The NFL appeared to endorse the Chinese Communist Party’s claims to sovereignty over Taiwan on Wednesday in a map announcing the NFL’s international marketing.

The world map shared by the NFL colored the Chinese mainland, the People’s Republic of China, as well as the island of Taiwan, also called the Republic of China, the same red, labeling both as part of “China,” with the red and yellow CCP flag. The name “Taiwan” and the nation’s distinctive red, white, and blue flag are absent.

Taiwan is an independent island nation off the coast of mainland China. The repressive and authoritarian CCP has long sought to bring the territory under its control, while Taiwan is self-governed and receives U.S. defense support despite not being formally recognized. U.S. relations with Taiwan became unofficial in 1979 after the United States agreed to establish diplomatic relations with the CCP-ruled Chinese mainland.

There have been growing fears in recent months that the CCP might be considering an invasion of Taiwan, with CCP outlets becoming increasingly bellicose in their language toward Taiwan.

The Los Angeles Rams were granted access to the Chinese “international home marketing area” by the NFL.

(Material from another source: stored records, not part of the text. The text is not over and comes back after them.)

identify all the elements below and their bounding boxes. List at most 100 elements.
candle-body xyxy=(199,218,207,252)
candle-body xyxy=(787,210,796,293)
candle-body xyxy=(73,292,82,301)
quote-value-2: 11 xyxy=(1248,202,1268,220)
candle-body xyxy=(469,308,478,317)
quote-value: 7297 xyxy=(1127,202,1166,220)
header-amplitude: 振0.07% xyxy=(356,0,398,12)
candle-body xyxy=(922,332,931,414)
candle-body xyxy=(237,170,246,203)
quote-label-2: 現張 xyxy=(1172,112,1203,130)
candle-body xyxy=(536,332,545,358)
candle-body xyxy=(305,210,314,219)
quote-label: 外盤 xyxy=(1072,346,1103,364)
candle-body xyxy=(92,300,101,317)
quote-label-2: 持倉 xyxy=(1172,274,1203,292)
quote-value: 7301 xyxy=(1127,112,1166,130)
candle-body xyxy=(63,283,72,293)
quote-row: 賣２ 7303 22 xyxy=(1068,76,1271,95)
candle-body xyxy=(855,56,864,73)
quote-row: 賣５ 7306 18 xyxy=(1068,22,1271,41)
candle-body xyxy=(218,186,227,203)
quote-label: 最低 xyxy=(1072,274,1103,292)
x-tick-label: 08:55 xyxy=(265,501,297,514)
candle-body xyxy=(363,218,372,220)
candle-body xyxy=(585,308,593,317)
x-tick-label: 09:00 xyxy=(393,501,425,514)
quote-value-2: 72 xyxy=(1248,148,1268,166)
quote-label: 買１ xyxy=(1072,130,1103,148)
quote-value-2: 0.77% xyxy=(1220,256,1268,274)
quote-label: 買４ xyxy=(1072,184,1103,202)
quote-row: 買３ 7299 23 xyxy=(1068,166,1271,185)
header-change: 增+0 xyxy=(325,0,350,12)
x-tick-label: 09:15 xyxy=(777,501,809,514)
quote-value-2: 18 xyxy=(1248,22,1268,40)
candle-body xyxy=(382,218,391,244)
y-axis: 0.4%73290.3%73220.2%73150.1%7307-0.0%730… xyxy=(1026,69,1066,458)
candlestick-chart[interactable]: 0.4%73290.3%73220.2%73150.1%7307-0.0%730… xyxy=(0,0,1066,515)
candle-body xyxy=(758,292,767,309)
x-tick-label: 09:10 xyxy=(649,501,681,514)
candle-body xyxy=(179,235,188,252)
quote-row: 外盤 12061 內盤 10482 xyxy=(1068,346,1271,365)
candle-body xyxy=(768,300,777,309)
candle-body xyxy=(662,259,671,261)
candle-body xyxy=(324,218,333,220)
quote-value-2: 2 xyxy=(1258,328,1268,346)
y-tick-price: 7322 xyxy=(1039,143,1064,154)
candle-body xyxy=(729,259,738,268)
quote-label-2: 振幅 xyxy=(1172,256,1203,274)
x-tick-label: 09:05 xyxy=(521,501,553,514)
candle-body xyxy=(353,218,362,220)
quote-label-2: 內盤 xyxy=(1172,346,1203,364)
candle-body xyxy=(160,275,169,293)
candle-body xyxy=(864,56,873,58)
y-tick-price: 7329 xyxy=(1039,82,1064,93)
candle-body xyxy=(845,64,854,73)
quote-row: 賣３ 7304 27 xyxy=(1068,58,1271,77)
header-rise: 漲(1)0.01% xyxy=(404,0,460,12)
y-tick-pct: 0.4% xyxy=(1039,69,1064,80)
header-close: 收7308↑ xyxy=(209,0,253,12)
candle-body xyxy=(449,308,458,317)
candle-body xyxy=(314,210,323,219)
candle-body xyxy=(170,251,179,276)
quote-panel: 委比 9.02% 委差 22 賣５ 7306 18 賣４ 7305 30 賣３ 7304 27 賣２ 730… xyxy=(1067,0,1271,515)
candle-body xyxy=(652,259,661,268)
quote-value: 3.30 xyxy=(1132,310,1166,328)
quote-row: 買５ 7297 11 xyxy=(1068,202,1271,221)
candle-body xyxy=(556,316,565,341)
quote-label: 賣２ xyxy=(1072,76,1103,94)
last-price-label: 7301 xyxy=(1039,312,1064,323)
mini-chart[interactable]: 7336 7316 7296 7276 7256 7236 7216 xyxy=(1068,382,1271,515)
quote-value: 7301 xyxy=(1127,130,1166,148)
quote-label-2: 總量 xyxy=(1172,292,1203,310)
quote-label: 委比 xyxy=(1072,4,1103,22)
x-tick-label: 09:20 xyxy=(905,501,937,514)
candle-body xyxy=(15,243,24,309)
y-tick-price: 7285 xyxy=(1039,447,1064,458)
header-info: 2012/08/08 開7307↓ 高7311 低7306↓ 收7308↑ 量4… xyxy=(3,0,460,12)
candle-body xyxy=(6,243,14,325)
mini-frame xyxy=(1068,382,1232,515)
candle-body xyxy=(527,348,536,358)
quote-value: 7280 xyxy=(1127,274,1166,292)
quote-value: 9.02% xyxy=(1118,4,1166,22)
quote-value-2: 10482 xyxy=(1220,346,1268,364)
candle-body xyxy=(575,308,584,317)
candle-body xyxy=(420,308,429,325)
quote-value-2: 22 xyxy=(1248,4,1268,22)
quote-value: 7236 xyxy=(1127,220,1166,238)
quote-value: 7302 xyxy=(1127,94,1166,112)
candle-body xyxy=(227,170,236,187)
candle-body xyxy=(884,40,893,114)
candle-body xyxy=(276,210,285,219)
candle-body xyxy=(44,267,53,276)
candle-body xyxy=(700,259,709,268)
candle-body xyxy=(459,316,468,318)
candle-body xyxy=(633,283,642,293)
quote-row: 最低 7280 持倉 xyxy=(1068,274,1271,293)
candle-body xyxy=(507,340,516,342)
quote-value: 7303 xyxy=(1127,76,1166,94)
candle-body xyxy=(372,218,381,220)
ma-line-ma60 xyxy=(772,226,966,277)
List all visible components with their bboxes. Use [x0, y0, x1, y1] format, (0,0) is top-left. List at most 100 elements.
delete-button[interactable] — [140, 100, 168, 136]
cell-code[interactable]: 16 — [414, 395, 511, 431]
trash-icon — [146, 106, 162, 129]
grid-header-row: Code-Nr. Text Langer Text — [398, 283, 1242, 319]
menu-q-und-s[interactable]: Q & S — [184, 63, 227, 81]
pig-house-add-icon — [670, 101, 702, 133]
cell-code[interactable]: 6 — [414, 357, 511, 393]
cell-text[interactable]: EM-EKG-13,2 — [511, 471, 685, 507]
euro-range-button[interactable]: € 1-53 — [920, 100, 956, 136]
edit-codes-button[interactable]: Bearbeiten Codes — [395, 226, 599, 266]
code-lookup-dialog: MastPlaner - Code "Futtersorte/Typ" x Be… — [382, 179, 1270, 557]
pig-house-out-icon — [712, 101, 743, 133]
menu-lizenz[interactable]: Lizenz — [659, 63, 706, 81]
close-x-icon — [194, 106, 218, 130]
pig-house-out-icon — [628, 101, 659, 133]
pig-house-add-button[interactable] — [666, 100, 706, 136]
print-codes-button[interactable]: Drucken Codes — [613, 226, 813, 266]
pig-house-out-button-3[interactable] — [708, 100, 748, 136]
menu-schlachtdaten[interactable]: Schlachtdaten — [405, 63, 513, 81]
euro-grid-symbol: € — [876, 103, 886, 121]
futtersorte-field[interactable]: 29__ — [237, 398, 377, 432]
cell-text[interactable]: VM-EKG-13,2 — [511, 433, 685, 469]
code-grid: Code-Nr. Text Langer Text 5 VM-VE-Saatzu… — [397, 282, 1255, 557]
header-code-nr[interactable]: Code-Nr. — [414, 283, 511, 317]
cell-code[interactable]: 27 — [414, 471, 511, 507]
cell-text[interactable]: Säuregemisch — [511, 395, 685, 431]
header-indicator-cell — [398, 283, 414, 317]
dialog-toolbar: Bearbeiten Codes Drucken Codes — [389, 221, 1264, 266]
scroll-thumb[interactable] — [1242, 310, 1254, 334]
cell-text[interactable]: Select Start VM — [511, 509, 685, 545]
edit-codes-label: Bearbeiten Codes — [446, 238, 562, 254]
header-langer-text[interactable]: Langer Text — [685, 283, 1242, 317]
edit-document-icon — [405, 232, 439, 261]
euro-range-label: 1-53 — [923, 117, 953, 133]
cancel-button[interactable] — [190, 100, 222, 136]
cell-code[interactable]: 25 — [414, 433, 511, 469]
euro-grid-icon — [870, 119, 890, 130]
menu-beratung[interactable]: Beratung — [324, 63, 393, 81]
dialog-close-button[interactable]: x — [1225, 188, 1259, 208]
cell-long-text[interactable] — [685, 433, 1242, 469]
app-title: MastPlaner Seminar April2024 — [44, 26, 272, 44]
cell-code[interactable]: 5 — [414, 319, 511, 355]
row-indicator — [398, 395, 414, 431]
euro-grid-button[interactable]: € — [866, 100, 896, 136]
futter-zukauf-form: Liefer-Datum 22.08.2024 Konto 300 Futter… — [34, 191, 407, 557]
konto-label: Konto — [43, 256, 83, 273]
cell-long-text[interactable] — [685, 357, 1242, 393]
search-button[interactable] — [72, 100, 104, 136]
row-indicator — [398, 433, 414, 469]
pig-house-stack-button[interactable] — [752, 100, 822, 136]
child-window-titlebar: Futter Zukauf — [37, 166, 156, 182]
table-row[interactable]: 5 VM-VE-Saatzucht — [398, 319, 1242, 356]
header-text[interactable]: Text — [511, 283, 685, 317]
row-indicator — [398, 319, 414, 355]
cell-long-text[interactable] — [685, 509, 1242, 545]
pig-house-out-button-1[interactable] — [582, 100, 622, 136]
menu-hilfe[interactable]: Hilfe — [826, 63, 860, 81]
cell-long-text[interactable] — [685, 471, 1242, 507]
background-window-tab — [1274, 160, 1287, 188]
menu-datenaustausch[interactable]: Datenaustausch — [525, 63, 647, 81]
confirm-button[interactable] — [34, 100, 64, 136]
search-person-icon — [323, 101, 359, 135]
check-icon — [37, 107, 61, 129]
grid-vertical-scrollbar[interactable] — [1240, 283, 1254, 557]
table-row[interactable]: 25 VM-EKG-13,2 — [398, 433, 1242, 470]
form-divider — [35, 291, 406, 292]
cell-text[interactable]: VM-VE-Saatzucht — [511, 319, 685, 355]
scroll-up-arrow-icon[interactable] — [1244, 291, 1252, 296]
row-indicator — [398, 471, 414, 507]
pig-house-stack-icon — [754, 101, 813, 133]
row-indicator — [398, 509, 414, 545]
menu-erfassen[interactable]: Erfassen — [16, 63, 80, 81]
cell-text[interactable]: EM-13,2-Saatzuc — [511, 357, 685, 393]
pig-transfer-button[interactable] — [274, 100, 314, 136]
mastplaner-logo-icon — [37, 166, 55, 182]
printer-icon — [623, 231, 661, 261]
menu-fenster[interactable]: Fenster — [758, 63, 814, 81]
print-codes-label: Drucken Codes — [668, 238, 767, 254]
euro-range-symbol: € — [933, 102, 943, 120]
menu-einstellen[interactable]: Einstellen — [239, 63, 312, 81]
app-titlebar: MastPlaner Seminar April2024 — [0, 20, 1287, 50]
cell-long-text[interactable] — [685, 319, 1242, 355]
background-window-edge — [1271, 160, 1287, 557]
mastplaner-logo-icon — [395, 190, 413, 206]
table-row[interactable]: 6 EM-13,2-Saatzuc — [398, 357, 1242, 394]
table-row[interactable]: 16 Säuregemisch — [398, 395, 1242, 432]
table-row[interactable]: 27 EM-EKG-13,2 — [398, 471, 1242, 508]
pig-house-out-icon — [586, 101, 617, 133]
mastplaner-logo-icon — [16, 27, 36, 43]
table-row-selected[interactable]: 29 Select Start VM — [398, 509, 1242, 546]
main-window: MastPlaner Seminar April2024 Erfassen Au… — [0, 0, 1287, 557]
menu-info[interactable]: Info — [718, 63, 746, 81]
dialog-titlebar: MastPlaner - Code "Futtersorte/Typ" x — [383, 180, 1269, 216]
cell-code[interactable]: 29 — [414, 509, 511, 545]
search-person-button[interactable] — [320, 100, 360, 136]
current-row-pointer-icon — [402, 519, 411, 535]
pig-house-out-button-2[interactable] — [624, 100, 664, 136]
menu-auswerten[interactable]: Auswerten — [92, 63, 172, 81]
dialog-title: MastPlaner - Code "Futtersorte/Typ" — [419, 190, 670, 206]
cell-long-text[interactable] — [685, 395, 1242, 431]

The NFL announced Thursday that “18 teams have been granted access to 26 International Home Marketing Areas across eight different countries” starting in 2022, with the other seven countries being Australia, Brazil, Canada, Germany, Mexico, Spain, and the United Kingdom. The league added that “this ground-breaking, new initiative grants clubs access to international territories for marketing, fan engagement, and commercialization as part of an important, long-term, strategic effort to enable clubs to build their global brands while driving NFL fan growth internationally.”

The NFL did not respond to the Washington Examiner’s request for comment.

The owner of the Rams is Stan Kroenke, a billionaire businessman who owns Kroenke Sports & Entertainment, a holding company with ownership over other sports teams, including Arsenal Football Club, a London-based soccer team.

Arsenal stirred controversy when it distanced itself from comments made by one of its players, Mesut Ozil, who shared a tweet and an Instagram post in December 2019 condemning China’s treatment of the Muslim Uyghurs in Xinjiang.

The Trump administration declared in January that the Chinese government was conducting genocide against the Uyghurs and other religious and ethnic minorities in western China, and the Biden administration said that genocide is ongoing.


Chinese state-run CCTV, the Premier League’s broadcast partner in China, responded to Ozil’s remarks by refusing to air an Arsenal match and then later refusing to say his name on the air when broadcasts resumed. Ozil contended that Arsenal continued to attempt to silence and punish him in private, which the soccer team denied.

ESPN also faced criticism in October 2019 when its broadcast showed a map of the PRC that also encompassed Taiwan and featured a version of the so-called nine-dash line — the CCP’s broad claims to disputed territories in the South China Sea.